Coxwould, Lundi matin.


Je vous pardonnerai vos délais, s’il est vrai, comme on me l’a dit, qu’avec votre jambe malade, vous reposez actuellement sur un sopha dans le salon de mistris. — On ajoute que votre thé, votre café sont préparés par ses deux aimables filles, dont l’une a des charmes suffisans pour les trois Grâces ; qu’elles vous chantent des duo et accompagnent leur voix céleste des sons mélodieux de la harpe ; tandis que couché sur le damas, vous avez l’air de régner sur ce petit monde de raison et de beauté qui vous entoure.

C’est tout au plus, mon bon ami, s’il y à quarante-huit heures que vous connoissez les aimables personnes dont la société vous ravit et vous enchante. Je ne fais cette observation que pour avoir le plaisir de vous en faire une autre, c’est-à-dire, que vous avez appris l’art vraiment consolant de vous mettre à votre aise avec les dignes gens, lorsque vous avez le bonheur de les rencontrer. Vanité à part, je puis réclamer l’honneur de vous avoir donné pour maxime que, la vie étant si courte, il faut se dépêcher de former les liens tendres et heureux qui l’embellissent. C’est une misérable perte de temps, un soin vil et méprisable, que de prendre, l’un à l’égard de l’autre, les mêmes précautions qu’un usurier qui, pour prêter moins dessus, cherche une paille dans un diamant qu’on lui donne en gage. Non : — Si vous rencontrez un cœur digne d’habiter avec le vôtre, et si vous vous sentez réellement vous-même susceptible d’une pareille union, la chose peut être arrangée en cinq heures tout aussi bien qu’en cinq années.

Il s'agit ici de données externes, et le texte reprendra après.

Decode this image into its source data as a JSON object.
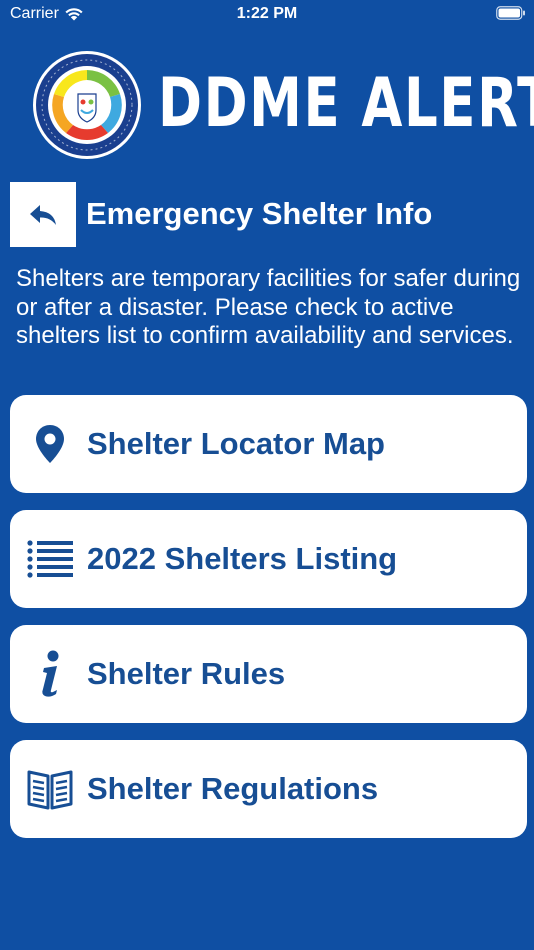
{
  "status_bar": {
    "carrier": "Carrier",
    "time": "1:22 PM",
    "wifi_icon": "wifi-icon",
    "battery_icon": "battery-icon"
  },
  "header": {
    "app_title": "DDME ALERT",
    "logo_icon": "ddme-seal-logo"
  },
  "page": {
    "title": "Emergency Shelter Info",
    "back_icon": "back-arrow-icon",
    "description": "Shelters are temporary facilities for safer during or after a disaster. Please check to active shelters list to confirm availability and services."
  },
  "menu": {
    "items": [
      {
        "label": "Shelter Locator Map",
        "icon": "map-pin-icon"
      },
      {
        "label": "2022 Shelters Listing",
        "icon": "list-icon"
      },
      {
        "label": "Shelter Rules",
        "icon": "info-icon"
      },
      {
        "label": "Shelter Regulations",
        "icon": "book-icon"
      }
    ]
  },
  "colors": {
    "background": "#0f4fa3",
    "card": "#ffffff",
    "card_text": "#174e94",
    "text": "#ffffff"
  }
}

Salut, ô aimable sympathie ! toi qui peux rapprocher deux cœurs, les confondre l’un dans l’autre, et cimenter à jamais cette union que la Nature avoit préparée par une heureuse conformité de goûts et d’inclinations ! — Garrick m’a écrit un potpourri de lettre. — J’ai beau la soumettre à tous mes procédés chimiques ; je ne puis en extraire un seul atome sympathique. Je suis cependant joyeux de trouver l’occasion de lui faire une courte réponse, afin de pouvoir adresser un long proscriptum à sa Cara Sposa.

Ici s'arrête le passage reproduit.